Review Criteria and Management Plans

Review Criteria

The Research FCOI Committee will review disclosures based on the criteria and principles they have established (located here). The Committee will determine whether the financial conflict can be managed/ reduced through a management plan, or if in rare cases not, whether it must be discontinued in order to mitigate the conflict.

Management Plan

The Research FCOI Committee shall recommend the actions that have been/ will be taken to manage a financial conflict.
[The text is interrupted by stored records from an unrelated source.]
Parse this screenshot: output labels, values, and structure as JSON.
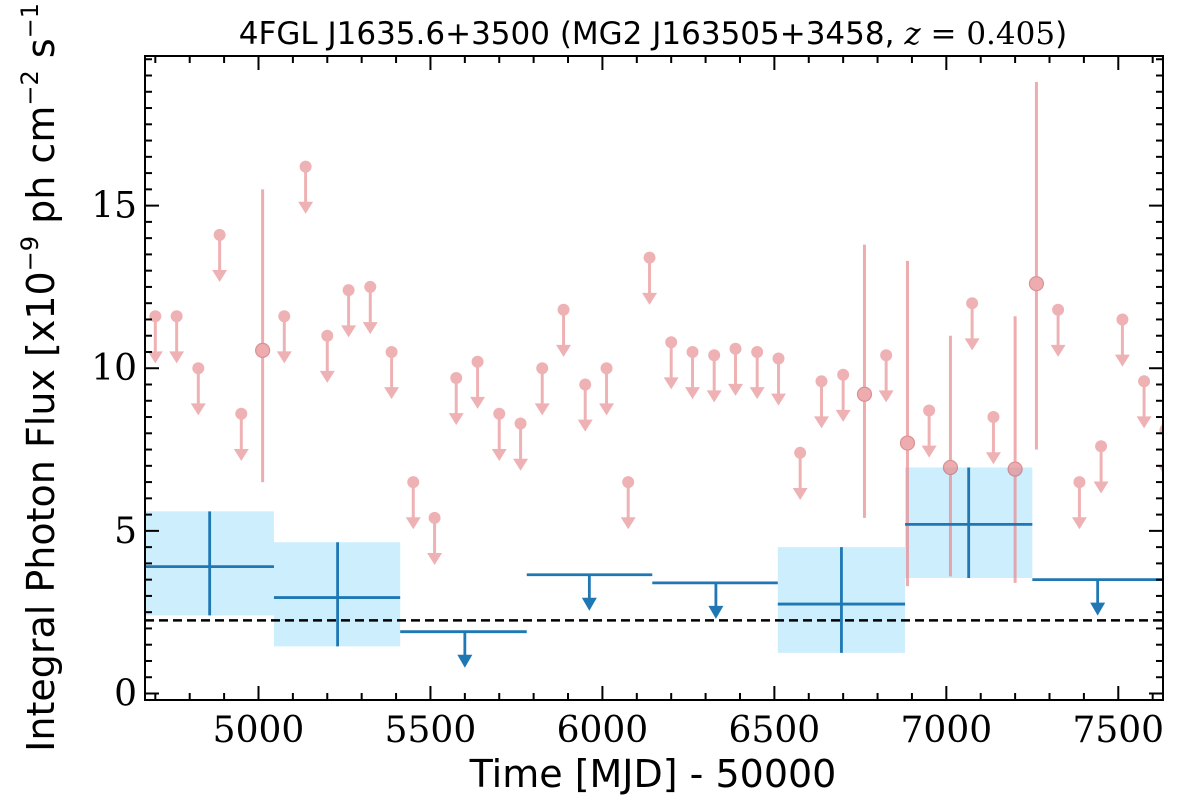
{
  "chart_data": {
    "type": "scatter",
    "title": "4FGL J1635.6+3500 (MG2 J163505+3458, z = 0.405)",
    "xlabel": "Time [MJD] - 50000",
    "ylabel": "Integral Photon Flux [x10^-9 ph cm^-2 s^-1]",
    "ylabel_parts": {
      "pre": "Integral Photon Flux [x10",
      "exp1": "−9",
      "mid": " ph cm",
      "exp2": "−2",
      "post": " s",
      "exp3": "−1",
      "end": "]"
    },
    "title_parts": {
      "pre": "4FGL J1635.6+3500 (MG2 J163505+3458, ",
      "z": "z",
      "eq": " = 0.405",
      "end": ")"
    },
    "xlim": [
      4670,
      7630
    ],
    "ylim": [
      -0.2,
      19.6
    ],
    "xticks": [
      5000,
      5500,
      6000,
      6500,
      7000,
      7500
    ],
    "yticks": [
      0,
      5,
      10,
      15
    ],
    "grid": false,
    "colors": {
      "short_bins": "#e88a8d",
      "long_bins": "#1f77b4",
      "long_bins_fill": "#cdeefc",
      "baseline": "#000000"
    },
    "baseline_flux": 2.25,
    "short_bin_upper_limits": [
      {
        "x": 4700,
        "y": 11.6
      },
      {
        "x": 4762,
        "y": 11.6
      },
      {
        "x": 4825,
        "y": 10.0
      },
      {
        "x": 4887,
        "y": 14.1
      },
      {
        "x": 4950,
        "y": 8.6
      },
      {
        "x": 5075,
        "y": 11.6
      },
      {
        "x": 5137,
        "y": 16.2
      },
      {
        "x": 5200,
        "y": 11.0
      },
      {
        "x": 5262,
        "y": 12.4
      },
      {
        "x": 5325,
        "y": 12.5
      },
      {
        "x": 5387,
        "y": 10.5
      },
      {
        "x": 5450,
        "y": 6.5
      },
      {
        "x": 5512,
        "y": 5.4
      },
      {
        "x": 5575,
        "y": 9.7
      },
      {
        "x": 5637,
        "y": 10.2
      },
      {
        "x": 5700,
        "y": 8.6
      },
      {
        "x": 5762,
        "y": 8.3
      },
      {
        "x": 5825,
        "y": 10.0
      },
      {
        "x": 5887,
        "y": 11.8
      },
      {
        "x": 5950,
        "y": 9.5
      },
      {
        "x": 6012,
        "y": 10.0
      },
      {
        "x": 6075,
        "y": 6.5
      },
      {
        "x": 6137,
        "y": 13.4
      },
      {
        "x": 6200,
        "y": 10.8
      },
      {
        "x": 6262,
        "y": 10.5
      },
      {
        "x": 6325,
        "y": 10.4
      },
      {
        "x": 6387,
        "y": 10.6
      },
      {
        "x": 6450,
        "y": 10.5
      },
      {
        "x": 6512,
        "y": 10.3
      },
      {
        "x": 6575,
        "y": 7.4
      },
      {
        "x": 6637,
        "y": 9.6
      },
      {
        "x": 6700,
        "y": 9.8
      },
      {
        "x": 6825,
        "y": 10.4
      },
      {
        "x": 6950,
        "y": 8.7
      },
      {
        "x": 7075,
        "y": 12.0
      },
      {
        "x": 7137,
        "y": 8.5
      },
      {
        "x": 7325,
        "y": 11.8
      },
      {
        "x": 7387,
        "y": 6.5
      },
      {
        "x": 7450,
        "y": 7.6
      },
      {
        "x": 7512,
        "y": 11.5
      },
      {
        "x": 7575,
        "y": 9.6
      },
      {
        "x": 7637,
        "y": 8.1
      }
    ],
    "short_bin_detections": [
      {
        "x": 5012,
        "y": 10.55,
        "ylo": 6.5,
        "yhi": 15.5
      },
      {
        "x": 6762,
        "y": 9.2,
        "ylo": 5.4,
        "yhi": 13.8
      },
      {
        "x": 6887,
        "y": 7.7,
        "ylo": 3.3,
        "yhi": 13.3
      },
      {
        "x": 7012,
        "y": 6.95,
        "ylo": 3.6,
        "yhi": 11.0
      },
      {
        "x": 7200,
        "y": 6.9,
        "ylo": 3.4,
        "yhi": 11.6
      },
      {
        "x": 7262,
        "y": 12.6,
        "ylo": 7.5,
        "yhi": 18.8
      }
    ],
    "long_bin_detections": [
      {
        "x0": 4670,
        "x1": 5045,
        "xc": 4858,
        "y": 3.9,
        "ylo": 2.4,
        "yhi": 5.6
      },
      {
        "x0": 5045,
        "x1": 5412,
        "xc": 5230,
        "y": 2.95,
        "ylo": 1.45,
        "yhi": 4.65
      },
      {
        "x0": 6510,
        "x1": 6880,
        "xc": 6695,
        "y": 2.75,
        "ylo": 1.25,
        "yhi": 4.5
      },
      {
        "x0": 6880,
        "x1": 7250,
        "xc": 7065,
        "y": 5.2,
        "ylo": 3.55,
        "yhi": 6.95
      }
    ],
    "long_bin_upper_limits": [
      {
        "x0": 5412,
        "x1": 5780,
        "xc": 5600,
        "y": 1.9
      },
      {
        "x0": 5780,
        "x1": 6145,
        "xc": 5962,
        "y": 3.65
      },
      {
        "x0": 6145,
        "x1": 6510,
        "xc": 6330,
        "y": 3.4
      },
      {
        "x0": 7250,
        "x1": 7630,
        "xc": 7440,
        "y": 3.5
      }
    ]
  }
}
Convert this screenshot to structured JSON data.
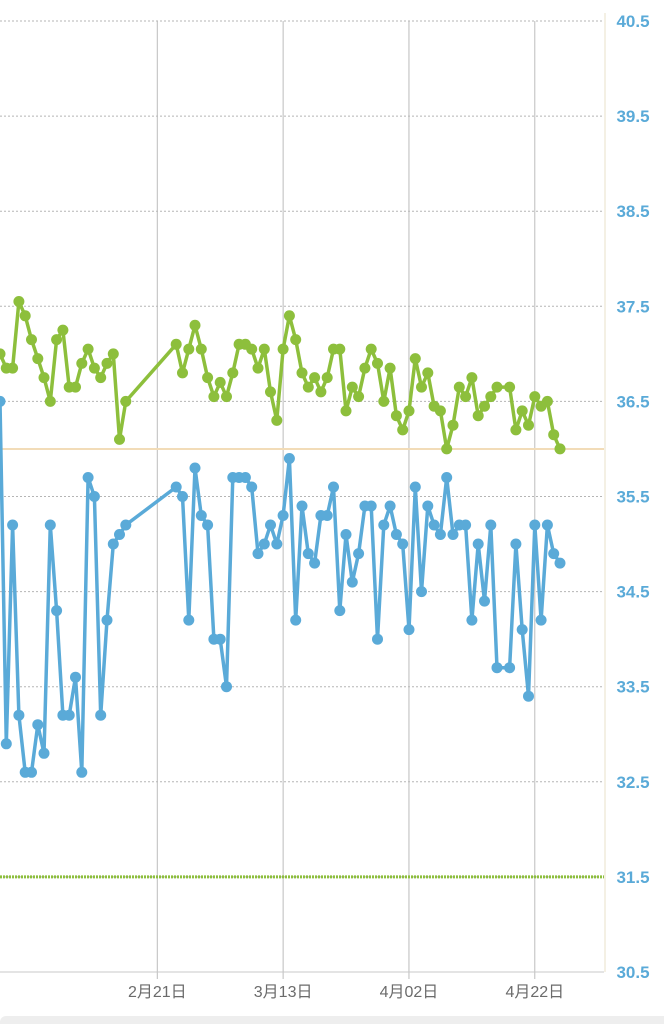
{
  "chart_data": {
    "type": "line",
    "xaxis": {
      "start": "2025-01-27",
      "end": "2025-05-03",
      "ticks": [
        {
          "date": "2025-02-21",
          "label": "2月21日"
        },
        {
          "date": "2025-03-13",
          "label": "3月13日"
        },
        {
          "date": "2025-04-02",
          "label": "4月02日"
        },
        {
          "date": "2025-04-22",
          "label": "4月22日"
        }
      ]
    },
    "yaxis": {
      "position": "right",
      "range": [
        30.5,
        40.5
      ],
      "ticks": [
        "40.5",
        "39.5",
        "38.5",
        "37.5",
        "36.5",
        "35.5",
        "34.5",
        "33.5",
        "32.5",
        "31.5",
        "30.5"
      ]
    },
    "grid": true,
    "reference_lines": [
      {
        "y": 36.0,
        "color": "#f2dcb8",
        "style": "solid"
      },
      {
        "y": 31.5,
        "color": "#8dbf3c",
        "style": "dotted"
      }
    ],
    "series": [
      {
        "color": "#8dbf3c",
        "points": [
          [
            "2025-01-27",
            37.0
          ],
          [
            "2025-01-28",
            36.85
          ],
          [
            "2025-01-29",
            36.85
          ],
          [
            "2025-01-30",
            37.55
          ],
          [
            "2025-01-31",
            37.4
          ],
          [
            "2025-02-01",
            37.15
          ],
          [
            "2025-02-02",
            36.95
          ],
          [
            "2025-02-03",
            36.75
          ],
          [
            "2025-02-04",
            36.5
          ],
          [
            "2025-02-05",
            37.15
          ],
          [
            "2025-02-06",
            37.25
          ],
          [
            "2025-02-07",
            36.65
          ],
          [
            "2025-02-08",
            36.65
          ],
          [
            "2025-02-09",
            36.9
          ],
          [
            "2025-02-10",
            37.05
          ],
          [
            "2025-02-11",
            36.85
          ],
          [
            "2025-02-12",
            36.75
          ],
          [
            "2025-02-13",
            36.9
          ],
          [
            "2025-02-14",
            37.0
          ],
          [
            "2025-02-15",
            36.1
          ],
          [
            "2025-02-16",
            36.5
          ],
          [
            "2025-02-24",
            37.1
          ],
          [
            "2025-02-25",
            36.8
          ],
          [
            "2025-02-26",
            37.05
          ],
          [
            "2025-02-27",
            37.3
          ],
          [
            "2025-02-28",
            37.05
          ],
          [
            "2025-03-01",
            36.75
          ],
          [
            "2025-03-02",
            36.55
          ],
          [
            "2025-03-03",
            36.7
          ],
          [
            "2025-03-04",
            36.55
          ],
          [
            "2025-03-05",
            36.8
          ],
          [
            "2025-03-06",
            37.1
          ],
          [
            "2025-03-07",
            37.1
          ],
          [
            "2025-03-08",
            37.05
          ],
          [
            "2025-03-09",
            36.85
          ],
          [
            "2025-03-10",
            37.05
          ],
          [
            "2025-03-11",
            36.6
          ],
          [
            "2025-03-12",
            36.3
          ],
          [
            "2025-03-13",
            37.05
          ],
          [
            "2025-03-14",
            37.4
          ],
          [
            "2025-03-15",
            37.15
          ],
          [
            "2025-03-16",
            36.8
          ],
          [
            "2025-03-17",
            36.65
          ],
          [
            "2025-03-18",
            36.75
          ],
          [
            "2025-03-19",
            36.6
          ],
          [
            "2025-03-20",
            36.75
          ],
          [
            "2025-03-21",
            37.05
          ],
          [
            "2025-03-22",
            37.05
          ],
          [
            "2025-03-23",
            36.4
          ],
          [
            "2025-03-24",
            36.65
          ],
          [
            "2025-03-25",
            36.55
          ],
          [
            "2025-03-26",
            36.85
          ],
          [
            "2025-03-27",
            37.05
          ],
          [
            "2025-03-28",
            36.9
          ],
          [
            "2025-03-29",
            36.5
          ],
          [
            "2025-03-30",
            36.85
          ],
          [
            "2025-03-31",
            36.35
          ],
          [
            "2025-04-01",
            36.2
          ],
          [
            "2025-04-02",
            36.4
          ],
          [
            "2025-04-03",
            36.95
          ],
          [
            "2025-04-04",
            36.65
          ],
          [
            "2025-04-05",
            36.8
          ],
          [
            "2025-04-06",
            36.45
          ],
          [
            "2025-04-07",
            36.4
          ],
          [
            "2025-04-08",
            36.0
          ],
          [
            "2025-04-09",
            36.25
          ],
          [
            "2025-04-10",
            36.65
          ],
          [
            "2025-04-11",
            36.55
          ],
          [
            "2025-04-12",
            36.75
          ],
          [
            "2025-04-13",
            36.35
          ],
          [
            "2025-04-14",
            36.45
          ],
          [
            "2025-04-15",
            36.55
          ],
          [
            "2025-04-16",
            36.65
          ],
          [
            "2025-04-18",
            36.65
          ],
          [
            "2025-04-19",
            36.2
          ],
          [
            "2025-04-20",
            36.4
          ],
          [
            "2025-04-21",
            36.25
          ],
          [
            "2025-04-22",
            36.55
          ],
          [
            "2025-04-23",
            36.45
          ],
          [
            "2025-04-24",
            36.5
          ],
          [
            "2025-04-25",
            36.15
          ],
          [
            "2025-04-26",
            36.0
          ]
        ]
      },
      {
        "color": "#5aaad8",
        "points": [
          [
            "2025-01-27",
            36.5
          ],
          [
            "2025-01-28",
            32.9
          ],
          [
            "2025-01-29",
            35.2
          ],
          [
            "2025-01-30",
            33.2
          ],
          [
            "2025-01-31",
            32.6
          ],
          [
            "2025-02-01",
            32.6
          ],
          [
            "2025-02-02",
            33.1
          ],
          [
            "2025-02-03",
            32.8
          ],
          [
            "2025-02-04",
            35.2
          ],
          [
            "2025-02-05",
            34.3
          ],
          [
            "2025-02-06",
            33.2
          ],
          [
            "2025-02-07",
            33.2
          ],
          [
            "2025-02-08",
            33.6
          ],
          [
            "2025-02-09",
            32.6
          ],
          [
            "2025-02-10",
            35.7
          ],
          [
            "2025-02-11",
            35.5
          ],
          [
            "2025-02-12",
            33.2
          ],
          [
            "2025-02-13",
            34.2
          ],
          [
            "2025-02-14",
            35.0
          ],
          [
            "2025-02-15",
            35.1
          ],
          [
            "2025-02-16",
            35.2
          ],
          [
            "2025-02-24",
            35.6
          ],
          [
            "2025-02-25",
            35.5
          ],
          [
            "2025-02-26",
            34.2
          ],
          [
            "2025-02-27",
            35.8
          ],
          [
            "2025-02-28",
            35.3
          ],
          [
            "2025-03-01",
            35.2
          ],
          [
            "2025-03-02",
            34.0
          ],
          [
            "2025-03-03",
            34.0
          ],
          [
            "2025-03-04",
            33.5
          ],
          [
            "2025-03-05",
            35.7
          ],
          [
            "2025-03-06",
            35.7
          ],
          [
            "2025-03-07",
            35.7
          ],
          [
            "2025-03-08",
            35.6
          ],
          [
            "2025-03-09",
            34.9
          ],
          [
            "2025-03-10",
            35.0
          ],
          [
            "2025-03-11",
            35.2
          ],
          [
            "2025-03-12",
            35.0
          ],
          [
            "2025-03-13",
            35.3
          ],
          [
            "2025-03-14",
            35.9
          ],
          [
            "2025-03-15",
            34.2
          ],
          [
            "2025-03-16",
            35.4
          ],
          [
            "2025-03-17",
            34.9
          ],
          [
            "2025-03-18",
            34.8
          ],
          [
            "2025-03-19",
            35.3
          ],
          [
            "2025-03-20",
            35.3
          ],
          [
            "2025-03-21",
            35.6
          ],
          [
            "2025-03-22",
            34.3
          ],
          [
            "2025-03-23",
            35.1
          ],
          [
            "2025-03-24",
            34.6
          ],
          [
            "2025-03-25",
            34.9
          ],
          [
            "2025-03-26",
            35.4
          ],
          [
            "2025-03-27",
            35.4
          ],
          [
            "2025-03-28",
            34.0
          ],
          [
            "2025-03-29",
            35.2
          ],
          [
            "2025-03-30",
            35.4
          ],
          [
            "2025-03-31",
            35.1
          ],
          [
            "2025-04-01",
            35.0
          ],
          [
            "2025-04-02",
            34.1
          ],
          [
            "2025-04-03",
            35.6
          ],
          [
            "2025-04-04",
            34.5
          ],
          [
            "2025-04-05",
            35.4
          ],
          [
            "2025-04-06",
            35.2
          ],
          [
            "2025-04-07",
            35.1
          ],
          [
            "2025-04-08",
            35.7
          ],
          [
            "2025-04-09",
            35.1
          ],
          [
            "2025-04-10",
            35.2
          ],
          [
            "2025-04-11",
            35.2
          ],
          [
            "2025-04-12",
            34.2
          ],
          [
            "2025-04-13",
            35.0
          ],
          [
            "2025-04-14",
            34.4
          ],
          [
            "2025-04-15",
            35.2
          ],
          [
            "2025-04-16",
            33.7
          ],
          [
            "2025-04-18",
            33.7
          ],
          [
            "2025-04-19",
            35.0
          ],
          [
            "2025-04-20",
            34.1
          ],
          [
            "2025-04-21",
            33.4
          ],
          [
            "2025-04-22",
            35.2
          ],
          [
            "2025-04-23",
            34.2
          ],
          [
            "2025-04-24",
            35.2
          ],
          [
            "2025-04-25",
            34.9
          ],
          [
            "2025-04-26",
            34.8
          ]
        ]
      }
    ]
  }
}
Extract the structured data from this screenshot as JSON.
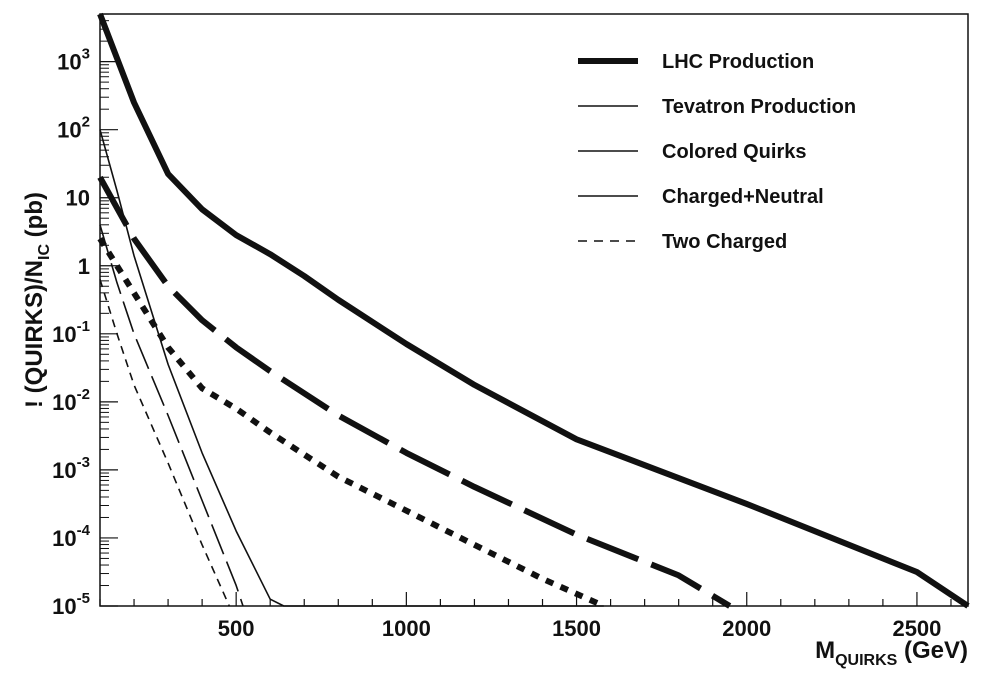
{
  "chart_data": {
    "type": "line",
    "x_label": "M",
    "x_label_sub": "QUIRKS",
    "x_label_unit": " (GeV)",
    "y_label_lead": "! (QUIRKS)/N",
    "y_label_sub": "IC",
    "y_label_unit": " (pb)",
    "xlim": [
      100,
      2650
    ],
    "ylim_log10": [
      -5,
      3.7
    ],
    "x_ticks": [
      {
        "value": 500,
        "label": "500"
      },
      {
        "value": 1000,
        "label": "1000"
      },
      {
        "value": 1500,
        "label": "1500"
      },
      {
        "value": 2000,
        "label": "2000"
      },
      {
        "value": 2500,
        "label": "2500"
      }
    ],
    "y_ticks": [
      {
        "log10": 3,
        "base": "10",
        "exp": "3"
      },
      {
        "log10": 2,
        "base": "10",
        "exp": "2"
      },
      {
        "log10": 1,
        "base": "10",
        "exp": ""
      },
      {
        "log10": 0,
        "base": "1",
        "exp": ""
      },
      {
        "log10": -1,
        "base": "10",
        "exp": "-1"
      },
      {
        "log10": -2,
        "base": "10",
        "exp": "-2"
      },
      {
        "log10": -3,
        "base": "10",
        "exp": "-3"
      },
      {
        "log10": -4,
        "base": "10",
        "exp": "-4"
      },
      {
        "log10": -5,
        "base": "10",
        "exp": "-5"
      }
    ],
    "legend": {
      "position": "top-right",
      "entries": [
        {
          "label": "LHC Production",
          "style": "thick-solid"
        },
        {
          "label": "Tevatron Production",
          "style": "thin-solid"
        },
        {
          "label": "Colored Quirks",
          "style": "thin-solid"
        },
        {
          "label": "Charged+Neutral",
          "style": "thin-solid"
        },
        {
          "label": "Two Charged",
          "style": "thin-dashed"
        }
      ]
    },
    "series": [
      {
        "group": "LHC Production",
        "kind": "Colored Quirks",
        "width": 6,
        "dash": "",
        "points": [
          [
            100,
            3.7
          ],
          [
            200,
            2.4
          ],
          [
            300,
            1.35
          ],
          [
            400,
            0.83
          ],
          [
            500,
            0.45
          ],
          [
            600,
            0.17
          ],
          [
            700,
            -0.15
          ],
          [
            800,
            -0.5
          ],
          [
            1000,
            -1.15
          ],
          [
            1200,
            -1.75
          ],
          [
            1500,
            -2.55
          ],
          [
            2000,
            -3.5
          ],
          [
            2500,
            -4.5
          ],
          [
            2650,
            -5.0
          ]
        ]
      },
      {
        "group": "LHC Production",
        "kind": "Charged+Neutral",
        "width": 6,
        "dash": "55 14",
        "points": [
          [
            100,
            1.3
          ],
          [
            200,
            0.4
          ],
          [
            300,
            -0.3
          ],
          [
            400,
            -0.8
          ],
          [
            500,
            -1.2
          ],
          [
            600,
            -1.55
          ],
          [
            800,
            -2.2
          ],
          [
            1000,
            -2.75
          ],
          [
            1200,
            -3.25
          ],
          [
            1500,
            -3.95
          ],
          [
            1800,
            -4.55
          ],
          [
            1950,
            -5.0
          ]
        ]
      },
      {
        "group": "LHC Production",
        "kind": "Two Charged",
        "width": 6,
        "dash": "8 8",
        "points": [
          [
            100,
            0.4
          ],
          [
            200,
            -0.4
          ],
          [
            300,
            -1.2
          ],
          [
            400,
            -1.8
          ],
          [
            500,
            -2.1
          ],
          [
            600,
            -2.45
          ],
          [
            800,
            -3.1
          ],
          [
            1000,
            -3.6
          ],
          [
            1200,
            -4.1
          ],
          [
            1400,
            -4.6
          ],
          [
            1580,
            -5.0
          ]
        ]
      },
      {
        "group": "Tevatron Production",
        "kind": "Colored Quirks",
        "width": 1.6,
        "dash": "",
        "points": [
          [
            100,
            2.0
          ],
          [
            150,
            1.1
          ],
          [
            200,
            0.15
          ],
          [
            300,
            -1.45
          ],
          [
            400,
            -2.75
          ],
          [
            500,
            -3.9
          ],
          [
            600,
            -4.9
          ],
          [
            640,
            -5.0
          ],
          [
            1580,
            -5.0
          ]
        ]
      },
      {
        "group": "Tevatron Production",
        "kind": "Charged+Neutral",
        "width": 1.6,
        "dash": "32 8",
        "points": [
          [
            100,
            0.6
          ],
          [
            150,
            -0.25
          ],
          [
            200,
            -1.0
          ],
          [
            300,
            -2.2
          ],
          [
            400,
            -3.45
          ],
          [
            500,
            -4.7
          ],
          [
            520,
            -5.0
          ]
        ]
      },
      {
        "group": "Tevatron Production",
        "kind": "Two Charged",
        "width": 1.6,
        "dash": "8 6",
        "points": [
          [
            100,
            -0.2
          ],
          [
            150,
            -1.0
          ],
          [
            200,
            -1.75
          ],
          [
            300,
            -2.9
          ],
          [
            400,
            -4.1
          ],
          [
            480,
            -5.0
          ]
        ]
      }
    ]
  }
}
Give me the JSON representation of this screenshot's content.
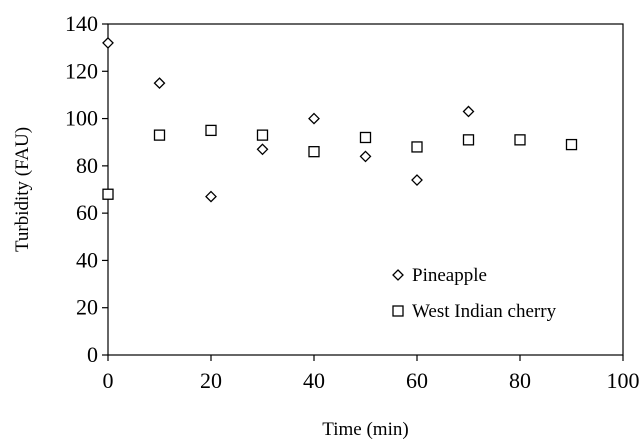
{
  "chart_data": {
    "type": "scatter",
    "title": "",
    "xlabel": "Time (min)",
    "ylabel": "Turbidity  (FAU)",
    "xlim": [
      0,
      100
    ],
    "ylim": [
      0,
      140
    ],
    "xticks": [
      0,
      20,
      40,
      60,
      80,
      100
    ],
    "yticks": [
      0,
      20,
      40,
      60,
      80,
      100,
      120,
      140
    ],
    "grid": false,
    "legend_position": "bottom-right",
    "series": [
      {
        "name": "Pineapple",
        "marker": "diamond",
        "color": "#000000",
        "x": [
          0,
          10,
          20,
          30,
          40,
          50,
          60,
          70
        ],
        "y": [
          132,
          115,
          67,
          87,
          100,
          84,
          74,
          103
        ]
      },
      {
        "name": "West Indian cherry",
        "marker": "square",
        "color": "#000000",
        "x": [
          0,
          10,
          20,
          30,
          40,
          50,
          60,
          70,
          80,
          90
        ],
        "y": [
          68,
          93,
          95,
          93,
          86,
          92,
          88,
          91,
          91,
          89
        ]
      }
    ]
  }
}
Examples include:

  1. Public disclosures of the financial conflict (e.g., before presenting or publishing the research, and disclosing commercial relationships to trainees such as students, technicians, and post-docs);
  2. For research projects involving human subject research, disclosure of the financial conflict directly to participants (e.g., in the IRB study Consent Form);
  3. Appointment of an independent committee to oversee and monitor the educational goals and progress of students performing research at a commercial facility and/or company sponsored project as part of their degree training.  The committee will examine how company work will serve the educational objectives of the student, and provide oversight for that process. Establishment of such oversight will be articulated in a Memorandum of Understanding between the Dean of the school in which the student is enrolled, the PI, the student, and the committee;
  4. Appointment of an independent monitor capable of taking measures to protect the design, conduct and reporting of the research against bias resulting from the financial conflict (this is often the Chair);
  5. Modification of the research plan(s);
  6. Change of personnel or personnel responsibilities, or disqualification of personnel from participation;
  7. Review of ongoing/future IP development to identify potential conflicts that may emerge between academic and new IP commercialized entities that come into existence;
  8. Prohibiting the PI from influencing DHSU's purchasing decisions;
  9. PI's requirement to disclose and receive approval for not-insignificant use of shared resources (for example, lab space, equipment, supplies and staff).

Should the previous actions be insufficient, there will be an evaluation as to whether:

  • Reduction or elimination of the financial conflict; or, in rare instances
  • Severance of relationships that create the financial conflict are necessary to address the conflict.